Predictions of soil surface and topsoil organic carbon content through the use of laboratory and field spectroscopy in the Albany Thicket Biome of Eastern Cape Province of South Africa

Abstract

In recent years it has been shown that laboratory and field visible near infrared spectroscopy (VNIRS) allows for the accurate prediction of soil organic carbon (SOC) — more rapidly, less expensively, and at larger scales than conventional soil laboratory methods. VNIRS might find application in the restoration assessment of the degraded, semi-arid subtropical thickets of the Albany Thicket Biome (ATB) of the Eastern Cape Province of South Africa. During the twentieth century, the semi-arid forms of the ATB suffered heavy browsing by goats, transforming the dense closed-canopy shrubland into an open savannah-like system.
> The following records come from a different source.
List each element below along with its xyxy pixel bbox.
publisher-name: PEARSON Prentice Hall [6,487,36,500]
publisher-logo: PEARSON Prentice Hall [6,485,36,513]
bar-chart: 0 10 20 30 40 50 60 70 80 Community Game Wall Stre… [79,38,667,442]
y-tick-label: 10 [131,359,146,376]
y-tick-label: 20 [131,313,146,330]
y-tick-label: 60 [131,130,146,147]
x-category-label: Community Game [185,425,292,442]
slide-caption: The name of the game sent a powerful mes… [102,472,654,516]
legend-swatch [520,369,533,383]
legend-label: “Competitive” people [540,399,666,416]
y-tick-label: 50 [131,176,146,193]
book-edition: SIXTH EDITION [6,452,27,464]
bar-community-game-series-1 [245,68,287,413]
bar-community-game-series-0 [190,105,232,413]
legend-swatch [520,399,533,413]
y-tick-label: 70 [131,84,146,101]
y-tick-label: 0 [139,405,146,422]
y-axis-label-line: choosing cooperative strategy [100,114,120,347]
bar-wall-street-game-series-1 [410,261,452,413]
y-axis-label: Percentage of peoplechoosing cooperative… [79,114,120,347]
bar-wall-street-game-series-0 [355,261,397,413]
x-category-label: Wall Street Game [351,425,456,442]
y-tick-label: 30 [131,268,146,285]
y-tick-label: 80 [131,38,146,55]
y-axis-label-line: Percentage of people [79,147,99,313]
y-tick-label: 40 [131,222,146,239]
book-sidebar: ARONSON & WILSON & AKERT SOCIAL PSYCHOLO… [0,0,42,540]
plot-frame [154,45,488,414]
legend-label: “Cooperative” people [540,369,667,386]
This paper presents a study dealing with SOC estimation of soil surface (0–5 mm) and topsoil (0–200 mm) in the degraded ATB, through the combination of soil spectroscopy and partial least square regression (PLSR). Spectroscopic measurements and soil samples were collected along a transect in the ATB. The PLSR models developed with laboratory and field spectra gave good predictions of SOC, with root mean square error of validation (RMSEV) < 5.0 and 5.5 g C kg − 1 , respectively. The use of the full visible near-infrared spectral range gave better SOC predictions than using either visible or near-infrared separately. The resampling simulation of the field surface spectra to the 232 channels of the satellite-born EnMAP sensor gave good SOC predictions for laboratory conditions (RPD > 2), but low accuracy (RMSE: 9.88 g C kg − 1 ) for field model. The results of this research study indicated that, for the ATB, (i) combining soil spectroscopy and PLSR does favor accurate prediction of SOC, (ii) the predictions of surface SOC can be used as a proxy of topsoil SOC, and (iii) there is potential for future application of satellite-born hyperspectral data for SOC content predictions.